Los tiempos han cambiado -dijo apagando fuertemente su cigarrillo contra el suelo. 

Volteó el rostro directo hacia mí y con lágrimas en los ojos me miró de arriba a abajo, como quien trata de reconocer un lugar, como quien inspecciona un terreno árido. Pude sentir sus ojos punzantes sobre mi cuerpo, pude sentir la calidez de sus lágrimas y el temblor en sus mejillas. Sentí su respiración agitada a pesar de la distancia, sentí la vibración de su voz entrecortada. 

Yo era un elemento y él era el poseedor. Era arcilla y por alguna razón que no entendía, él estaba moldeándome con el simple hecho de mirarme fijamente. 

Durante los poquísimos minutos que duró, todos mis sentidos se apagaron. Él había entrado en mi casa y había puesto una bandera con su nombre, yo era todo lo que él hacía, decía, sentía y hasta pensaba. 

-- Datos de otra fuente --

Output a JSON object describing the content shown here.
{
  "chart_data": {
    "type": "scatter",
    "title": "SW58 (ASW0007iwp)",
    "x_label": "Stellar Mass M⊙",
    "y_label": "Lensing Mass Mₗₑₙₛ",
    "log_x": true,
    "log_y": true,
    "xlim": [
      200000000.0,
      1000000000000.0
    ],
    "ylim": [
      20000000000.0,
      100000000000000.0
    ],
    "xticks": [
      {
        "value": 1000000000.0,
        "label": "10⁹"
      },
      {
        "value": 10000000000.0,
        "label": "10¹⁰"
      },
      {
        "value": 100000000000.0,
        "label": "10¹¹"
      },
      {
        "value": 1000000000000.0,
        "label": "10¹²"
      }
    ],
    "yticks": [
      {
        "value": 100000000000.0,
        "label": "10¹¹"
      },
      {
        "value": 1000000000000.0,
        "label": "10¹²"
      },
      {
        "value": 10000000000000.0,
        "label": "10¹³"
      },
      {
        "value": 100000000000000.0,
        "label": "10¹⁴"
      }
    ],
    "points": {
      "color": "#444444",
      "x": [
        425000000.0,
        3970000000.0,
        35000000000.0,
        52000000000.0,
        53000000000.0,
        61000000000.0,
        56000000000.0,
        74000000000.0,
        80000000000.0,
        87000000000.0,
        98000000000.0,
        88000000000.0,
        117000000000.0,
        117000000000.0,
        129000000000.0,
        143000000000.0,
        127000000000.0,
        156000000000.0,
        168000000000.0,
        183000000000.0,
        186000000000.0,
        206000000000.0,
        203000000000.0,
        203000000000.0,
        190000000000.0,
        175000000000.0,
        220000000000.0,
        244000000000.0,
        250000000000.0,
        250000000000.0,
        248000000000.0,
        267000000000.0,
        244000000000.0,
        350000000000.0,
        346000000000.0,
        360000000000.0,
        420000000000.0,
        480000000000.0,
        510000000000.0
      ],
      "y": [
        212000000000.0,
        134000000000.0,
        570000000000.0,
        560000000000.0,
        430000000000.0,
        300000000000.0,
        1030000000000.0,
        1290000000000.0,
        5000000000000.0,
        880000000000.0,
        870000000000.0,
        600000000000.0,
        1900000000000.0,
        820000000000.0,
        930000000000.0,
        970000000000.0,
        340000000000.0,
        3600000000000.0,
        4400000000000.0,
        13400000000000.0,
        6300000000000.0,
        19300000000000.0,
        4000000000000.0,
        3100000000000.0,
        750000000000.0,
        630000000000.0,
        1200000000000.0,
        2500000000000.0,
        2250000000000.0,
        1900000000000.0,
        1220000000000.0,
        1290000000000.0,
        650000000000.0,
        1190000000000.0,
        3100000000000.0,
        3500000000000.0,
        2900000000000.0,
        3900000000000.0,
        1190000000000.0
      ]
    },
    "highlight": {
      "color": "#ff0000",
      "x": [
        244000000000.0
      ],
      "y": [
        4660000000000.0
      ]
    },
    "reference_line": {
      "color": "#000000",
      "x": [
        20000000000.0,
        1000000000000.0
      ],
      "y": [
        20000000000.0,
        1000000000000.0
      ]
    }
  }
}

Antes de ese día, yo era un nudo recio y vigoroso al que él se aferraba para no caer al abismo, en adelante, el nudo estridente había pasado a ser jirones de tela que necesitaban, que rogaban porque sus manos se mantengan juntas y así, mantenerme íntegra.

Sin embargo nada fue suficiente y él soltó sus manos, el nudo se desmadejó hasta quedar en una hilacha vergonzosa y miserable. Se marchó dejándome como última ofrenda el recuerdo de sus ojos claros y redondos aguados hasta el tope, dejando la colilla de cigarro con el sabor de sus labios en el borde y esa terrible sensación de que pude haberlo evitado.